Yes it will need some changes but I don't think they are big changes. I
think the functions to decode/encode already exist. We just to need to
move encoding/decoding as tasks and run as synctasks.
I was also thinking in sleeping fops. Currently when they are resumed, they are processed in the same thread that was processing another fop. This could add latencies to fops or unnecessary delays in lock management. If they can be scheduled to be executed by another thread, these delays are drastically reduced.
On the other hand, splitting the computation of EC encoding into multiple threads is bad because current implementation takes advantage of internal CPU memory cache, which is really fast. We should compute all fragments of a single request in the same thread. Multiple independent computations could be executed by different threads.
Xavi,
Long time back we chatted a bit about synctask code and you wanted
the scheduling to happen by kernel or something. Apart from that do you
see any other issues? At least if the tasks are synchronous i.e. nothing
goes out the wire, task scheduling = thread scheduling by kernel and it
works exactly like thread-pool you were referring to.

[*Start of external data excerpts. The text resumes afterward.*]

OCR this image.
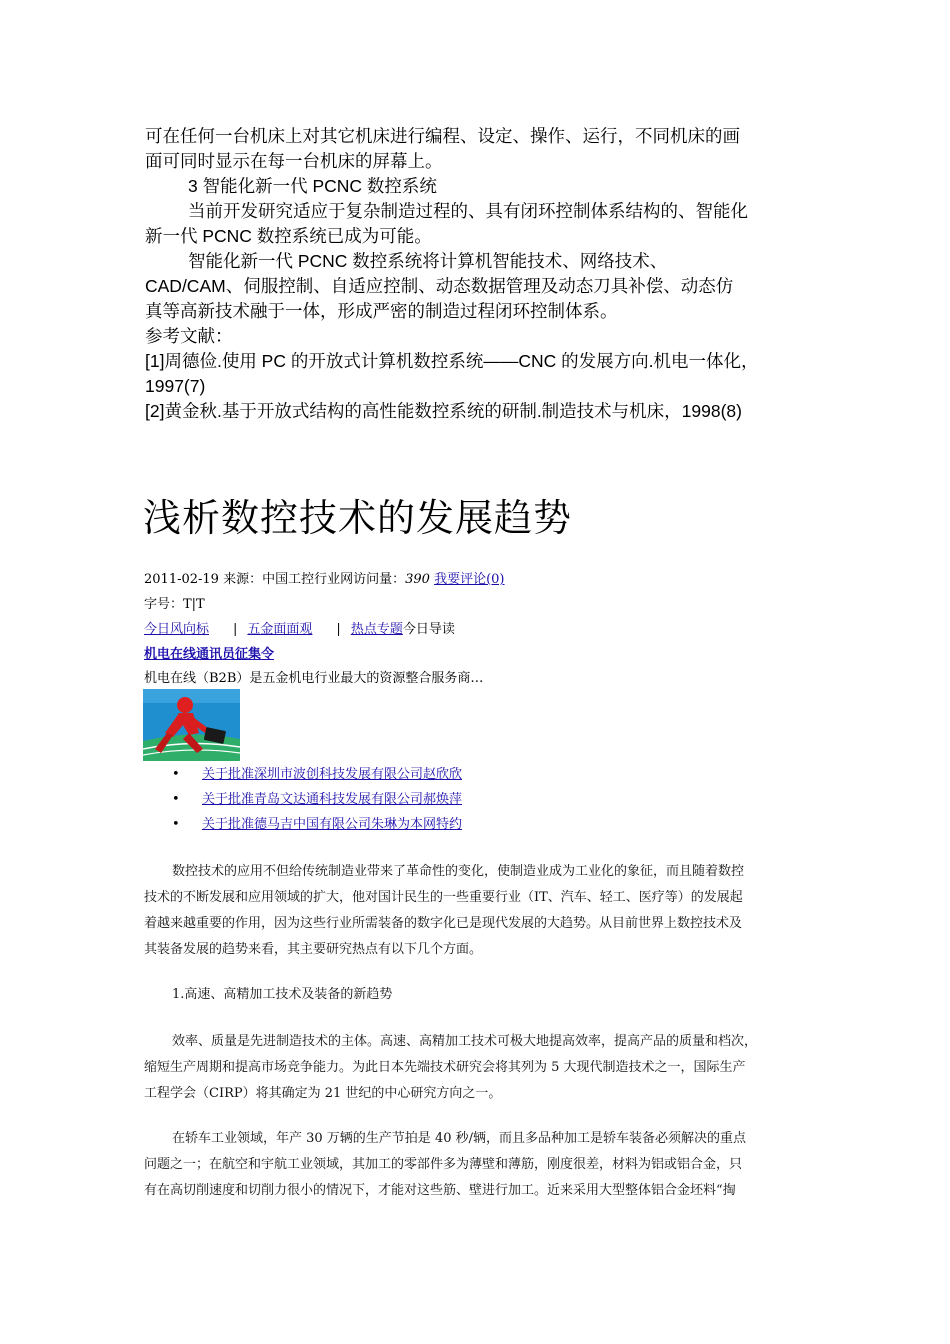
可在任何一台机床上对其它机床进行编程、设定、操作、运行，不同机床的画
面可同时显示在每一台机床的屏幕上。
3 智能化新一代 PCNC 数控系统
当前开发研究适应于复杂制造过程的、具有闭环控制体系结构的、智能化
新一代 PCNC 数控系统已成为可能。
智能化新一代 PCNC 数控系统将计算机智能技术、网络技术、
CAD/CAM、伺服控制、自适应控制、动态数据管理及动态刀具补偿、动态仿
真等高新技术融于一体，形成严密的制造过程闭环控制体系。
参考文献：
[1]周德俭.使用 PC 的开放式计算机数控系统——CNC 的发展方向.机电一体化，
1997(7)
[2]黄金秋.基于开放式结构的高性能数控系统的研制.制造技术与机床，1998(8)
浅析数控技术的发展趋势
2011-02-19 来源：中国工控行业网访问量：390 我要评论(0)
字号：T|T
今日风向标 | 五金面面观 | 热点专题今日导读
机电在线通讯员征集令
机电在线（B2B）是五金机电行业最大的资源整合服务商…
• 关于批准深圳市波创科技发展有限公司赵欣欣
• 关于批准青岛文达通科技发展有限公司郝焕萍
• 关于批准德马吉中国有限公司朱琳为本网特约
数控技术的应用不但给传统制造业带来了革命性的变化，使制造业成为工业化的象征，而且随着数控
技术的不断发展和应用领域的扩大，他对国计民生的一些重要行业（IT、汽车、轻工、医疗等）的发展起
着越来越重要的作用，因为这些行业所需装备的数字化已是现代发展的大趋势。从目前世界上数控技术及
其装备发展的趋势来看，其主要研究热点有以下几个方面。
1.高速、高精加工技术及装备的新趋势
效率、质量是先进制造技术的主体。高速、高精加工技术可极大地提高效率，提高产品的质量和档次，
缩短生产周期和提高市场竞争能力。为此日本先端技术研究会将其列为 5 大现代制造技术之一，国际生产
工程学会（CIRP）将其确定为 21 世纪的中心研究方向之一。
在轿车工业领域，年产 30 万辆的生产节拍是 40 秒/辆，而且多品种加工是轿车装备必须解决的重点
问题之一；在航空和宇航工业领域，其加工的零部件多为薄壁和薄筋，刚度很差，材料为铝或铝合金，只
有在高切削速度和切削力很小的情况下，才能对这些筋、壁进行加工。近来采用大型整体铝合金坯料“掏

It does
multi-tasking only if the tasks are asynchronous in nature.
How would this work ? should we have to create a new synctask for each background function we want to execute ? I think this has an important overhead, since each synctask requires its own stack, creates a frame that we don't really need in most cases, and it causes context switches.
Yes we will have to create a synctask. Yes it does have overhead of own stack because it assumes the task will pause at some point. I think when synctask framework was written the smallest thing that will be executed is a fop over network. It was mainly written to do replace-brick using 'pump' xlator which is now deprecated. If we know upfront that the task will never pause there is absolutely no need to create a new stack. In which case it just executes the function and moves on to the next task.
We could have hundreds or thousands of requests per second. they could even require more than one background task for each request in some cases. I'm not sure if synctasks are the right choice in this case.
For each request we need to create a new synctask. It will be placed in the tasks that are ready to execute. there will be 16 threads(in the stressful scenario) waiting for new tasks, one of them will pick it up and execute.
I think that a thread pool is more lightweight.
I think a small write-up of your thoughts on how it should be would be a good start for us.
In my head a thread-pool is a set of threads waiting for incoming tasks. Each thread picks up a new task and executes the task, upon completion it will move on to the next task that needs to be executed.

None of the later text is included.